Artificial Intelligence & Machine Learning
,
Data Security
,
Next-Generation Technologies & Secure Development
Allegations of Improper Data Collection Are Not New for Perplexity
Artificial intelligence firm Perplexity is facing allegations it sidestepped long-standing internet norms in pursuit of data. Cloudflare accused the AI search engine startup of positioning itself as a Google alternative, ignoring website restrictions and disguising its scraping activities.
See Also: Taming Cryptographic Sprawl in a Post-Quantum World
The network security and infrastructure company’s engineers on Monday outlined what they described as behavior consistent with attempts to bypass content restrictions. Despite publishers explicitly disallowing Perplexity in their robots.txt files – the decades-old standard used to signal what content should not be indexed or scraped – the company allegedly continued to access site content.
“This undeclared crawler utilized multiple IPs not listed in Perplexity’s official IP range,” Cloudflare wrote. Researchers said Perplexity’s bots rotated IP addresses and altered their user-agent strings to resemble a Google Chrome browser on macOS, tactics commonly used to bypass firewall rules and detection systems.
Cloudflare reported observing this behavior across tens of thousands of domains and millions of content requests per day. “We were able to fingerprint this crawler using a combination of machine learning and network signals.”
The Robots Exclusion Protocol was first introduced in 1994 by engineer Martijn Koster and formally standardized in 2022. It was created to allow websites to set boundaries for crawlers. Compliance with the protocol is voluntary, but it is a widely adopted norm among legitimate web crawlers.
Cloudflare said the crawler activity continued despite sites implementing both robots.txt restrictions and web application firewall rules to block known user agents such as PerplexityBot and Perplexity-User. When these were blocked, Perplexity used alternate methods that obscured its identity. Cloudflare said it has removed Perplexity from its list of verified bots and introduced new detection rules to block future activity.
Perplexity has not offered a public response, but company spokesperson Jesse Dwyer told TechCrunch that Cloudflare’s blog post was a “sales pitch,” arguing that the bot named in the Cloudflare blog “isn’t even ours.” Dwyer also claimed that the screenshots in Cloudflare’s blog showed that “no content was accessed.” Perplexity did not respond to Information Security Media Group’s request for comment.
Allegations of improper data collection are not new for Perplexity. Forbes had previously accused the company of publishing an article that appeared to closely mirror its reporting, describing it as “cynical theft.” Wired also reported suspicious bot traffic that appeared to ignore robots.txt exclusions and linked the activity to Perplexity. In both cases, the accusations involved scraping or summarizing proprietary content without attribution or permission.
Other AI firms have faced similar scrutiny. Reddit in June sued Anthropic, alleging that the AI company scraped content in violation of its user agreement and California’s competition law. Reddit CEO Steve Huffman told The Verge that companies such as Microsoft, Anthropic and Perplexity acted “as though all of the content on the Internet is free for them to use.”
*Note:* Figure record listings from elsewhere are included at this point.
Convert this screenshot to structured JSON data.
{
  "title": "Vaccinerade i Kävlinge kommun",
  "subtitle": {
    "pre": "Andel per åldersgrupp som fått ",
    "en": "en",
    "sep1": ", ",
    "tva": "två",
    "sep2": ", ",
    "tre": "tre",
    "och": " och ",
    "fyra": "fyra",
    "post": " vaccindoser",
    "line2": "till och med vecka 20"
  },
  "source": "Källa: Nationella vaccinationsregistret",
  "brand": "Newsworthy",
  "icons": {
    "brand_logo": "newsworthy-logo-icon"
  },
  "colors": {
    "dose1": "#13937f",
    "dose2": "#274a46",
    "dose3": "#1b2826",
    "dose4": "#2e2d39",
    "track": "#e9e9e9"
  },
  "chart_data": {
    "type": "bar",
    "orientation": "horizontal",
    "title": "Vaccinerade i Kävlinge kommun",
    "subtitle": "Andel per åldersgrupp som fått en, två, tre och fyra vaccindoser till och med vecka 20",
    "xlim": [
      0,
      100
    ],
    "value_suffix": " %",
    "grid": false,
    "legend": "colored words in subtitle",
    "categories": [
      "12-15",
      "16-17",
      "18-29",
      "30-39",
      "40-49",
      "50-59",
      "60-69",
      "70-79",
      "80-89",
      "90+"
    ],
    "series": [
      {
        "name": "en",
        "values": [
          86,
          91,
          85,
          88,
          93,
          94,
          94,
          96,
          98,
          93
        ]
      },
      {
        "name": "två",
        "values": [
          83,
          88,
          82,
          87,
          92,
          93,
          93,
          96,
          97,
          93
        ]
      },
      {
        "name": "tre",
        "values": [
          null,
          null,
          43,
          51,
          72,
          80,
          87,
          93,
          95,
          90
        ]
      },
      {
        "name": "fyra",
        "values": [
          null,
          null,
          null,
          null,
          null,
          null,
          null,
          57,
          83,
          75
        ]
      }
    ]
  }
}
The dynamic between AI firms and content providers is becoming increasingly contentious: Search crawlers in the early days often provided mutual value by helping users find websites while driving traffic and revenue to publishers. But AI bots use scraped data for model training or on-the-fly retrieval, bringing no direct benefit to publishers.
Bot mitigation firm TollBit showed an increase in scraping activity. Its State of the Bots Q1 2025 report showed an 87% increase in scraping compared to the previous quarter, with the share of bots ignoring robots.txt directives jumping from 3.3% to 12.9%. In March alone, TollBit recorded 26 million scrapes that bypassed such directives.
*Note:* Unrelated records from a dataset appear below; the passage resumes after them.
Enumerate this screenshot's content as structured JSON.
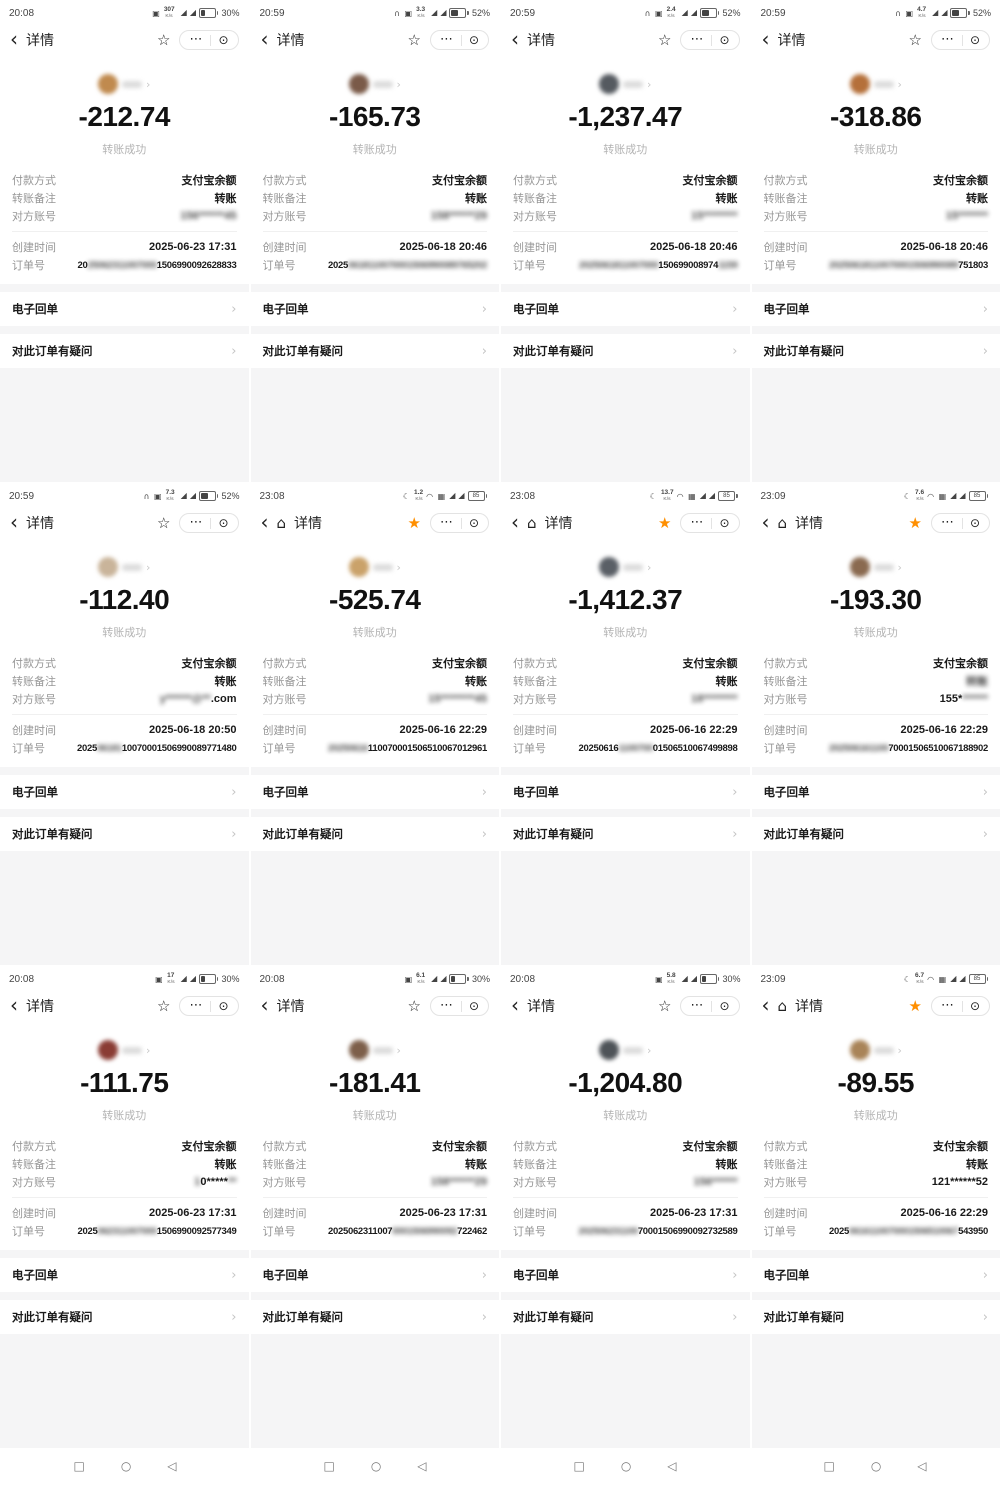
{
  "shared": {
    "title": "详情",
    "success": "转账成功",
    "labels": {
      "payment": "付款方式",
      "note": "转账备注",
      "account": "对方账号",
      "created": "创建时间",
      "order": "订单号"
    },
    "payment_value": "支付宝余额",
    "receipt": "电子回单",
    "question": "对此订单有疑问",
    "accent_star_color": "#ff8f00",
    "unit": "K/s"
  },
  "cells": [
    {
      "time": "20:08",
      "speed": "307",
      "unit": "K/s",
      "icons_pre": [
        "box"
      ],
      "icons_post": [],
      "battery": {
        "style": "pct",
        "text": "30%"
      },
      "nav": {
        "has_home": false,
        "star_filled": false
      },
      "avatar_color": "#c08a4e",
      "amount": "-212.74",
      "note_segments": [
        [
          "转账",
          0
        ]
      ],
      "account_segments": [
        [
          "156******45",
          1
        ]
      ],
      "date": "2025-06-23 17:31",
      "order_segments": [
        [
          "20",
          0
        ],
        [
          "25062311007000",
          1
        ],
        [
          "1506990092628833",
          0
        ]
      ]
    },
    {
      "time": "20:59",
      "speed": "3.3",
      "unit": "K/s",
      "icons_pre": [
        "headset",
        "box"
      ],
      "icons_post": [],
      "battery": {
        "style": "pct",
        "text": "52%"
      },
      "nav": {
        "has_home": false,
        "star_filled": false
      },
      "avatar_color": "#7a5a48",
      "amount": "-165.73",
      "note_segments": [
        [
          "转账",
          0
        ]
      ],
      "account_segments": [
        [
          "158******29",
          1
        ]
      ],
      "date": "2025-06-18 20:46",
      "order_segments": [
        [
          "2025",
          0
        ],
        [
          "0618110070001506990089765202",
          1
        ]
      ]
    },
    {
      "time": "20:59",
      "speed": "2.4",
      "unit": "K/s",
      "icons_pre": [
        "headset",
        "box"
      ],
      "icons_post": [],
      "battery": {
        "style": "pct",
        "text": "52%"
      },
      "nav": {
        "has_home": false,
        "star_filled": false
      },
      "avatar_color": "#555a60",
      "amount": "-1,237.47",
      "note_segments": [
        [
          "转账",
          0
        ]
      ],
      "account_segments": [
        [
          "15********",
          1
        ]
      ],
      "date": "2025-06-18 20:46",
      "order_segments": [
        [
          "2025061811007000",
          1
        ],
        [
          "150699008974",
          0
        ],
        [
          "1159",
          1
        ]
      ]
    },
    {
      "time": "20:59",
      "speed": "4.7",
      "unit": "K/s",
      "icons_pre": [
        "headset",
        "box"
      ],
      "icons_post": [],
      "battery": {
        "style": "pct",
        "text": "52%"
      },
      "nav": {
        "has_home": false,
        "star_filled": false
      },
      "avatar_color": "#b5703a",
      "amount": "-318.86",
      "note_segments": [
        [
          "转账",
          0
        ]
      ],
      "account_segments": [
        [
          "15*******",
          1
        ]
      ],
      "date": "2025-06-18 20:46",
      "order_segments": [
        [
          "20250618110070001506990089",
          1
        ],
        [
          "751803",
          0
        ]
      ]
    },
    {
      "time": "20:59",
      "speed": "7.3",
      "unit": "K/s",
      "icons_pre": [
        "headset",
        "box"
      ],
      "icons_post": [],
      "battery": {
        "style": "pct",
        "text": "52%"
      },
      "nav": {
        "has_home": false,
        "star_filled": false
      },
      "avatar_color": "#c9b49a",
      "amount": "-112.40",
      "note_segments": [
        [
          "转账",
          0
        ]
      ],
      "account_segments": [
        [
          "y******@**",
          1
        ],
        [
          ".com",
          0
        ]
      ],
      "date": "2025-06-18 20:50",
      "order_segments": [
        [
          "2025",
          0
        ],
        [
          "06181",
          1
        ],
        [
          "10070001506990089771480",
          0
        ]
      ]
    },
    {
      "time": "23:08",
      "speed": "1.2",
      "unit": "K/s",
      "icons_pre": [
        "moon"
      ],
      "icons_post": [
        "wifi",
        "sim"
      ],
      "battery": {
        "style": "framed",
        "text": "85"
      },
      "nav": {
        "has_home": true,
        "star_filled": true
      },
      "avatar_color": "#caa26a",
      "amount": "-525.74",
      "note_segments": [
        [
          "转账",
          0
        ]
      ],
      "account_segments": [
        [
          "15********45",
          1
        ]
      ],
      "date": "2025-06-16 22:29",
      "order_segments": [
        [
          "20250616",
          1
        ],
        [
          "110070001506510067012961",
          0
        ]
      ]
    },
    {
      "time": "23:08",
      "speed": "13.7",
      "unit": "K/s",
      "icons_pre": [
        "moon"
      ],
      "icons_post": [
        "wifi",
        "sim"
      ],
      "battery": {
        "style": "framed",
        "text": "85"
      },
      "nav": {
        "has_home": true,
        "star_filled": true
      },
      "avatar_color": "#5a5f66",
      "amount": "-1,412.37",
      "note_segments": [
        [
          "转账",
          0
        ]
      ],
      "account_segments": [
        [
          "18********",
          1
        ]
      ],
      "date": "2025-06-16 22:29",
      "order_segments": [
        [
          "20250616",
          0
        ],
        [
          "1100700",
          1
        ],
        [
          "01506510067499898",
          0
        ]
      ]
    },
    {
      "time": "23:09",
      "speed": "7.6",
      "unit": "K/s",
      "icons_pre": [
        "moon"
      ],
      "icons_post": [
        "wifi",
        "sim"
      ],
      "battery": {
        "style": "framed",
        "text": "85"
      },
      "nav": {
        "has_home": true,
        "star_filled": true
      },
      "avatar_color": "#8a6a50",
      "amount": "-193.30",
      "note_segments": [
        [
          "转账",
          1
        ]
      ],
      "account_segments": [
        [
          "155*",
          0
        ],
        [
          "******",
          1
        ]
      ],
      "date": "2025-06-16 22:29",
      "order_segments": [
        [
          "202506161100",
          1
        ],
        [
          "70001506510067188902",
          0
        ]
      ]
    },
    {
      "time": "20:08",
      "speed": "17",
      "unit": "K/s",
      "icons_pre": [
        "box"
      ],
      "icons_post": [],
      "battery": {
        "style": "pct",
        "text": "30%"
      },
      "nav": {
        "has_home": false,
        "star_filled": false
      },
      "avatar_color": "#8a3c34",
      "amount": "-111.75",
      "note_segments": [
        [
          "转账",
          0
        ]
      ],
      "account_segments": [
        [
          "1",
          1
        ],
        [
          "0*****",
          0
        ],
        [
          "**",
          1
        ]
      ],
      "date": "2025-06-23 17:31",
      "order_segments": [
        [
          "2025",
          0
        ],
        [
          "062311007000",
          1
        ],
        [
          "1506990092577349",
          0
        ]
      ]
    },
    {
      "time": "20:08",
      "speed": "6.1",
      "unit": "K/s",
      "icons_pre": [
        "box"
      ],
      "icons_post": [],
      "battery": {
        "style": "pct",
        "text": "30%"
      },
      "nav": {
        "has_home": false,
        "star_filled": false
      },
      "avatar_color": "#7d5f4a",
      "amount": "-181.41",
      "note_segments": [
        [
          "转账",
          0
        ]
      ],
      "account_segments": [
        [
          "158******29",
          1
        ]
      ],
      "date": "2025-06-23 17:31",
      "order_segments": [
        [
          "2025062311007",
          0
        ],
        [
          "0001506990092",
          1
        ],
        [
          "722462",
          0
        ]
      ]
    },
    {
      "time": "20:08",
      "speed": "5.8",
      "unit": "K/s",
      "icons_pre": [
        "box"
      ],
      "icons_post": [],
      "battery": {
        "style": "pct",
        "text": "30%"
      },
      "nav": {
        "has_home": false,
        "star_filled": false
      },
      "avatar_color": "#4e5358",
      "amount": "-1,204.80",
      "note_segments": [
        [
          "转账",
          0
        ]
      ],
      "account_segments": [
        [
          "156******",
          1
        ]
      ],
      "date": "2025-06-23 17:31",
      "order_segments": [
        [
          "202506231100",
          1
        ],
        [
          "70001506990092732589",
          0
        ]
      ]
    },
    {
      "time": "23:09",
      "speed": "6.7",
      "unit": "K/s",
      "icons_pre": [
        "moon"
      ],
      "icons_post": [
        "wifi",
        "sim"
      ],
      "battery": {
        "style": "framed",
        "text": "85"
      },
      "nav": {
        "has_home": true,
        "star_filled": true
      },
      "avatar_color": "#a98458",
      "amount": "-89.55",
      "note_segments": [
        [
          "转账",
          0
        ]
      ],
      "account_segments": [
        [
          "121******52",
          0
        ]
      ],
      "date": "2025-06-16 22:29",
      "order_segments": [
        [
          "2025",
          0
        ],
        [
          "0616110070001506510067",
          1
        ],
        [
          "543950",
          0
        ]
      ]
    }
  ]
}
The imbalance between scraped data and value returned to publishers is stark. On sites monitored by TollBit, Bing generated one human referral for every 11 scrapes. OpenAI’s ratio was 179:1. For Perplexity, it was 369:1. Anthropic’s bots reportedly performed 8,692 scrapes per referred visitor.
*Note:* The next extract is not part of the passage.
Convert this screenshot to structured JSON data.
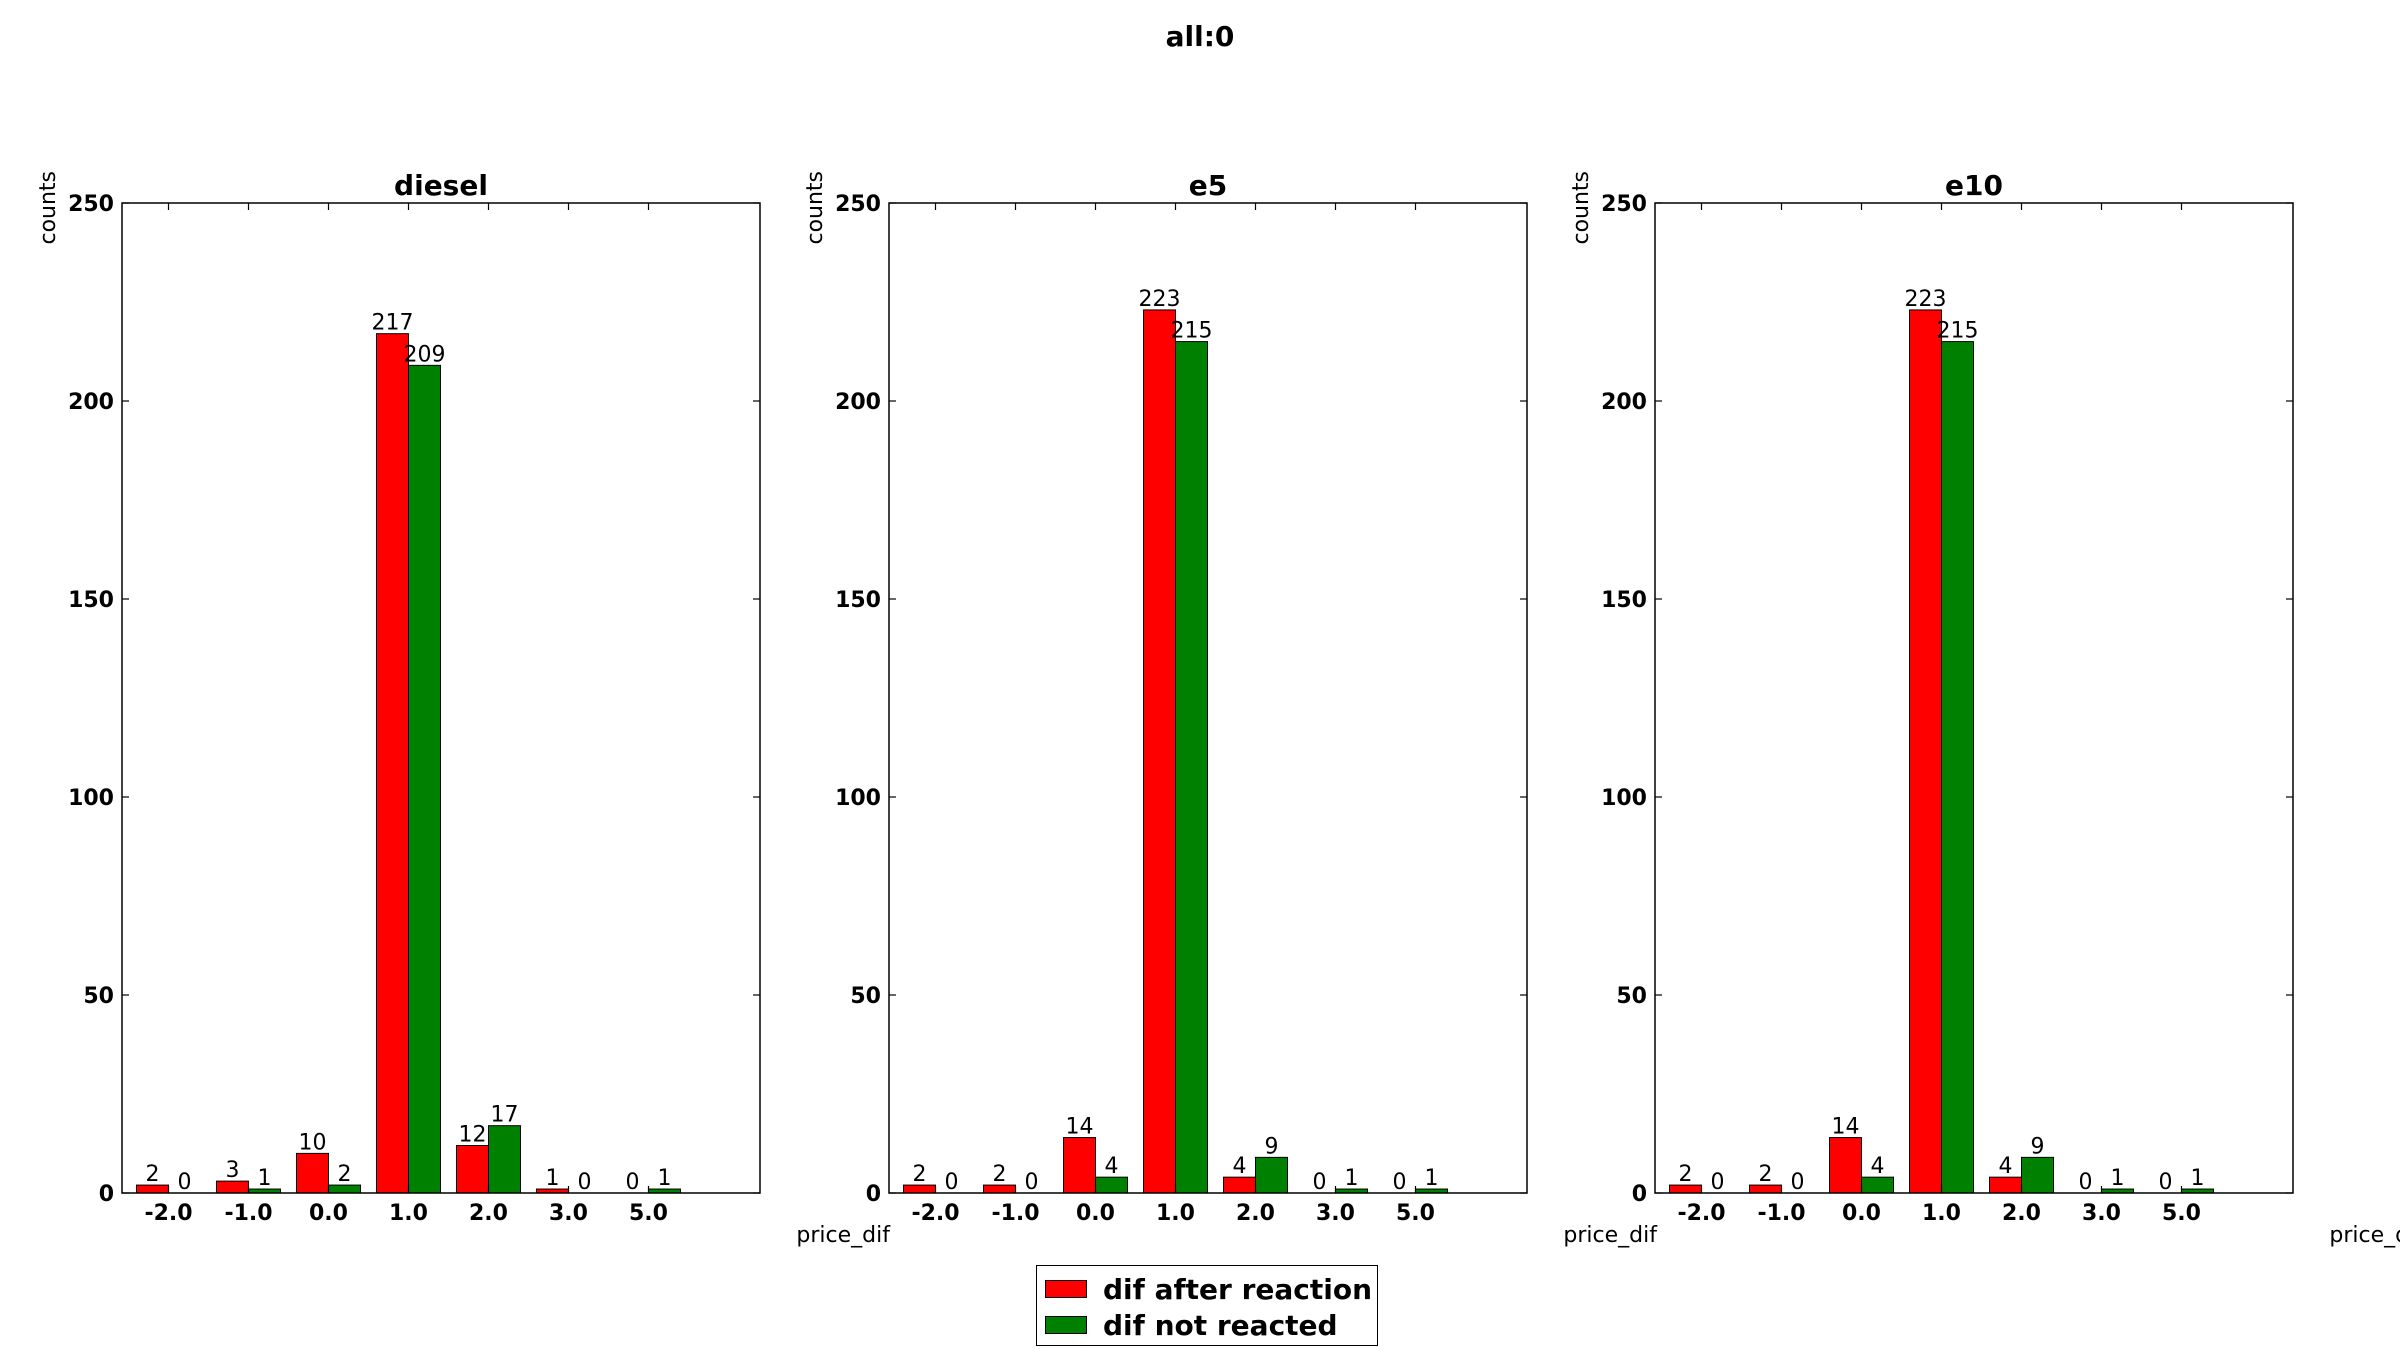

Perplexity has attempted to address some of these concerns through its Publishers’ Program, which offers payment to select content providers. Other AI companies, such as OpenAI, have signed or are eyeing licensing deals with major publishers. Reddit has monetized its data through partnerships as well. But many websites are excluded from such agreements and unauthorized scraping continues (see: OpenAI and Microsoft Face New York Times Copyright Lawsuit).
Cloudflare recently introduced a tool to block AI bots from scraping content and launched a marketplace that allows publishers to charge AI companies for access. The company’s executives have argued that AI poses structural challenges to how the web currently functions for content creators and site operators.